What lies! These false prophets give no thought to James’s admonition:
Come now, you who say, “Today or tomorrow we will go into such and such a town and spend a year there and trade and make a profit”—yet you do not know what tomorrow will bring. What is your life? For you are a mist that appears for a little time and then vanishes. Instead you ought to say, “If the Lord will, we will live and do this or that.” As it is, you boast in your arrogance. All such boasting is evil. (James 4:13-17)
False prophecy is always rooted in self. It is hope in the temporal, and is void of any gospel hope that lifts our gaze from our circumstances and onto the One who changes the times and seasons (Dan. 2:21). Such prophecy tickles itchy ears (2 Tim. 4:3-4) and leaves those who hunger for its fruits spiritually malnourished.
If one were to do a cursory study on false prophets and false prophecy, you would find an unholy triumvirate of pride, arrogance, and deception that binds them together. In their pride, they falsely prophesy for their own selfish gain (2 Pet. 2:3). In their arrogance, they think God’s delay in punishment is a dismissal of their sinful deeds (2 Peter 3:3-7). In their deception, they prophesy lies saying “peace” when there is destruction all around (Jer. 6:14-15).

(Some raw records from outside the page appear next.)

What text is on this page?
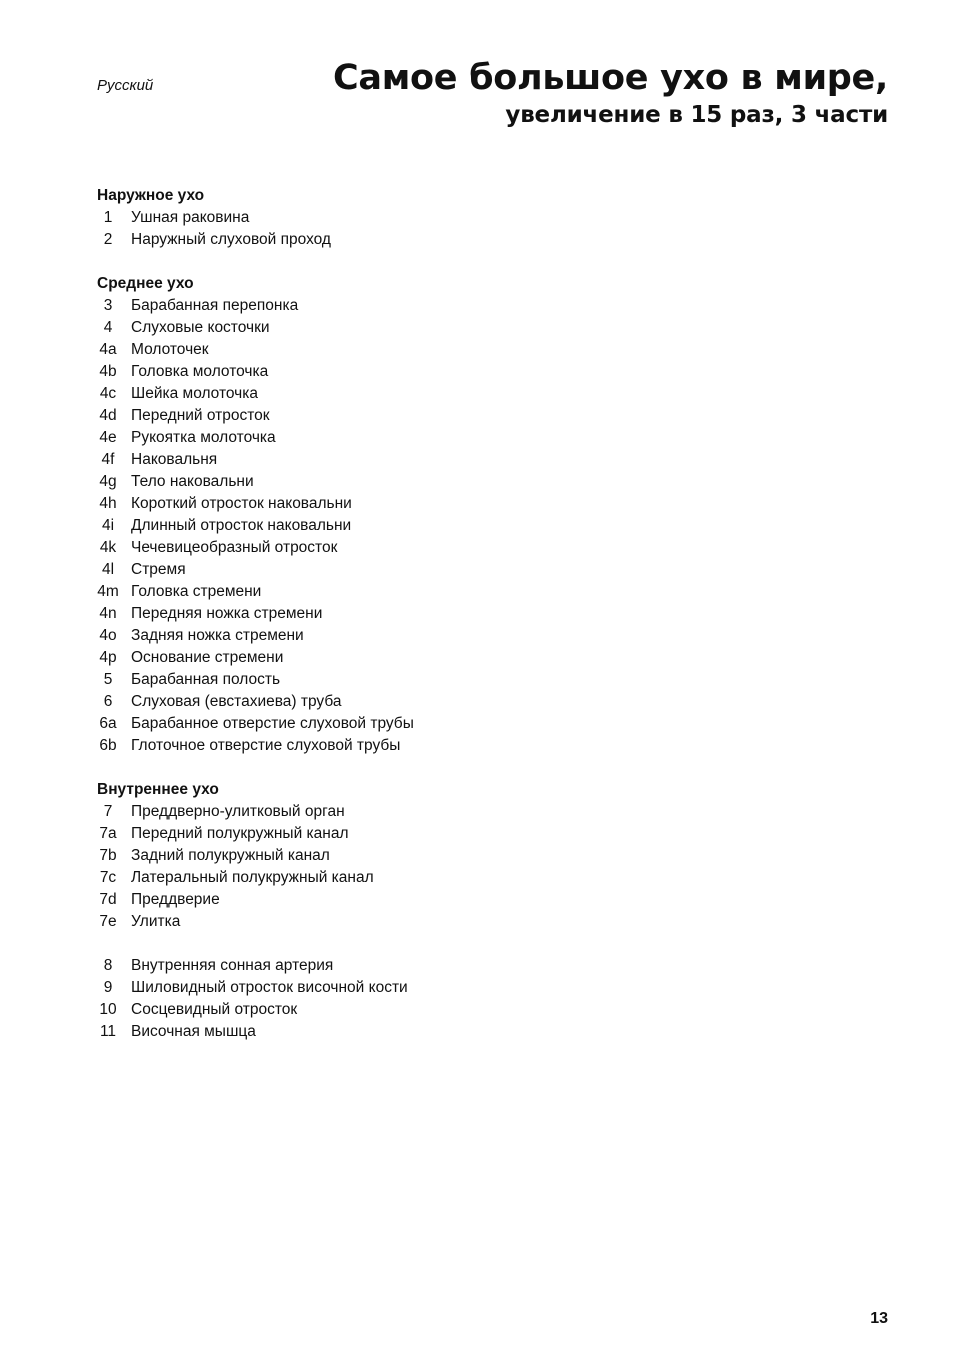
Русский	Самое большое ухо в мире,
увеличение в 15 раз, 3 части
Наружное ухо
1	Ушная раковина
2	Наружный слуховой проход
Среднее ухо
3	Барабанная перепонка
4	Слуховые косточки
4a Молоточек
4b Головка молоточка
4c Шейка молоточка
4d Передний отросток
4e Рукоятка молоточка
4f Наковальня
4g Тело наковальни
4h Короткий отросток наковальни
4i	Длинный отросток наковальни
4k Чечевицеобразный отросток
4l	Стремя
4m Головка стремени
4n Передняя ножка стремени
4o Задняя ножка стремени
4p Основание стремени
5	Барабанная полость
6	Слуховая (евстахиева) труба
6a Барабанное отверстие слуховой трубы
6b Глоточное отверстие слуховой трубы
Внутреннее ухо
7	Преддверно-улитковый орган
7a Передний полукружный канал
7b Задний полукружный канал
7c Латеральный полукружный канал
7d Преддверие
7e Улитка
8	Внутренняя сонная артерия
9	Шиловидный отросток височной кости
10 Сосцевидный отросток
11 Височная мышца
13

After weighing their actions, I echo the prayers of the self-righteous Pharisee in Luke 18:11-12 saying:
‘God, I thank you that I am not like other men, extortioners, unjust, adulterers, or even like this tax collector. I fast twice a week; I give tithes of all that I get.’
How easy it is for me to justify myself by pointing the finger at others because I don’t sin in that particular way! Or do I? As I examine my heart and place it in the sieve of the Word, I find that the threefold cord of pride, arrogance, and deception are latent in my heart. I, too, am a false prophet, though not in the traditional sense of the term. To be sure, false prophets deserve the condemnation and judgment that is described in Scripture. It awaits all those who refuse to repent and turn to the Lord Jesus Christ for their salvation. Certainly, I am not twisting Scripture nor leading people to their eternal destruction. But I am wreaking havoc in my own heart.
According to Ed Welch, worriers are false prophets because they live in the future. I readily admit that nothing brings me more anxiety than the inevitable dawn of a new year. I wasn’t always like this, but the optimism I felt in my youth has begun to dissipate with each passing year. When did it start? With my father’s death in 2001? Was it my Aunt’s untimely death in 2014 that quenched the final remnant of optimism that remained? Perhaps it was the loss of dreams and deferred hopes that has left my heart sick (Prov. 13:12). I don’t know where the road turned, but this is where I am. And it is where I prefer to remain because cynicism is easy and it requires nothing of me.
Oh, but the Holy Spirit’s irresistible grace and love will not let go of me! He calls me to relinquish the pride that fuels unbelief in my heart and causes me to doubt God’s goodness toward me. He requires me to crucify the arrogance that leads me to worry and prognosticate doom and gloom over my future – as if by doing so I can add a single hour to my life (Luke 12:25). He calls me to cast off my deceptive prophecies about a bleak future when my whole life has been a grace-case study chock-full of evidence to the contrary. Despite my deliberate attempts to dwell in my self-manufactured pit of despair, the Spirit woos me and beckons me to believe once again, dream once again and hope once again.
But not in a New Year. And not in the smooth words of false prophets and charlatans. No, but in the One who makes everything beautiful in His time (Eccl. 3:11). In the One who exists beyond space and time and yet holds me in His hands (Psalm 31:15). Jesus calls: “When the Son of Man comes, will he find faith on earth?” (Luke 18:8) And with the mustard seed of faith in my heart I reply, “yes, I believe, but help my unbelief” (Mark 9:24).